İlhan, şöyle ekledi: “Bizi korkutmaya, bizi yıldırmaya, bizi sindirmeye çalışanlara sesleniyoruz: Korkmayacağız, yılmayacağız, unutmayacağız ve affetmeyeceğiz! Döktüğünüz kanda boğulacaksınız!”

12-13 EKİM’DE GREV KARARI ALINDI

TBB Merkez Konsey Başkanı, saldırının ardından da grev kararı aldıklarını kaydetti: “Ölen arkadaşlarımızı anmak, faşist katliamı protesto etmek için yarından itibaren üç gün yastayız. 12-13 Ekim Pazartesi-Salı günleri bütün Türkiye’de grevdeyiz. Bütün sendikaları, bütün meslek örgütlerini, bütün siyasi partileri, örgütlü-örgütsüz, hangi sendikanın üyesi olursa olsun bütün işçileri-bütün kamu çalışanlarını, insanlığa sahip çıkan bütün yurttaşlarımızı katılmaya çağırıyoruz.”

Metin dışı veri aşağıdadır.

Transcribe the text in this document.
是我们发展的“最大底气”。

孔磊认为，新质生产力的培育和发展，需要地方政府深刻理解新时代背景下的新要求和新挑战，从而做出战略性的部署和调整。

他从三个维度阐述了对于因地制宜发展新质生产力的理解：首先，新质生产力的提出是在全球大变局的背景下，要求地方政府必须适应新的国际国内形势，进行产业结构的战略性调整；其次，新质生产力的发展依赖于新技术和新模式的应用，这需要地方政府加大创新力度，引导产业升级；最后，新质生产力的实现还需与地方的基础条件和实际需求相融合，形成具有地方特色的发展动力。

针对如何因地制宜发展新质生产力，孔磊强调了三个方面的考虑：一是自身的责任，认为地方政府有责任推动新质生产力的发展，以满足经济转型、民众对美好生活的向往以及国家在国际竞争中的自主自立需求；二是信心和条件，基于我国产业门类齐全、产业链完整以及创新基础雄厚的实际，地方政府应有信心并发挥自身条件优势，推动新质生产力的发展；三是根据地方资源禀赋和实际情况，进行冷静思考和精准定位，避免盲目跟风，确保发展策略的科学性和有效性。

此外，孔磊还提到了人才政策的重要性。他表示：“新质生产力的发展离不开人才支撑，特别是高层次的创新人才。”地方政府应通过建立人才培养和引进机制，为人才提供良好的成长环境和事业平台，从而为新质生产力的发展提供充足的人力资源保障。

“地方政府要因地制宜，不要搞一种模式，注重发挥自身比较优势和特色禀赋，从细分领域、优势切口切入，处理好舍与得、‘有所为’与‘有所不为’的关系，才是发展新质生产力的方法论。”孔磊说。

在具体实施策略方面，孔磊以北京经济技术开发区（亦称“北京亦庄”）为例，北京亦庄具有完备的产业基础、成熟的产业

KANİ BEKO: HÜKÜMETİN ÇOK BÜYÜK ZAFİYETİ SÖZ KONUSU

Toplantıda söz alan DİSK Başkanı Kani Beko ise güvenlik zafiyetine vurgu yaptı: “Bu fotoğraf bize çok da yabancı bir fotoğraf değil. Bunu geçmişte biz 1 Mayıs 1977 yılında Taksim katliamında yaşadık. Çorum’da bu katliamlar yaşandı, Sivas’ta yaşandı. Daha dün Diyarbakır mitinginde yaşanmıştı, Suruç’a gittiğimizde de aynı şeyleri gördük ve orada da kesinlikle hiçbir önlemin alınmadığını yerinde tespit ettik ve gördük. Ancak burada benim dikkatimi çeken ve sizlere de ifade etmek istediğim husus 20 gün önce Ankara Valiliği’nden izin alınmış bir miting. Ve dolayısıyla bize güvenen bize inanan bugün aramızda olamayan bu görev şehidi arkadaşlarımızı biz kez daha anarken bize de çok güvendikleri ve inandıkları için buralara geldiler. Ama öncelikle Ankara Valiliği’nin, İçişleri Bakanlığının, Milli İstihbarat Teşkilatı’nın ve bu faşist AKP hükümetinin burada çok büyük bir zafiyeti olduğunu tekrar gördük. Bu katliamı yapan katilleri bulununcaya kadar, hesap soruluncaya kadar takipçisi olacağız.” dedi.

TOMALAR AMBULANSLARDAN ÖNCE GELDİ İDDİASI

Patlama anında bombaların patladığı yerin çok yakınında olduğunu belirten Çağdaş Gazeteciler Derneği Başkanı Ahmet Abakay ise şu ifadeleri kullandı: “Beş altı adım ötemizde bir anda kendimiz yerde bulduk. Patlamanın dibindeydik zaten. Ve ambulanstan önce TOMA’ların geldiğine tanık olduk. Böyle bir İçişleri Bakanı’na sahibiz biz. Akrepler geldi. Diyarbakır’da Suruç’ta bombayı kim patlattıysa Ankara’da bugün bombayı aynı güçler patlatmıştır ve arkasında iktidar vardır. Bu çok açıktır. Yüzlerce polis Emniyet orada görev yapıyor. Eğer bunlar bomba taşıyanı göremiyorsa, bulamıyorsa, orada işi ne? Niye orada duruyorlar. Onun için suçlu bellidir, iktidardır.”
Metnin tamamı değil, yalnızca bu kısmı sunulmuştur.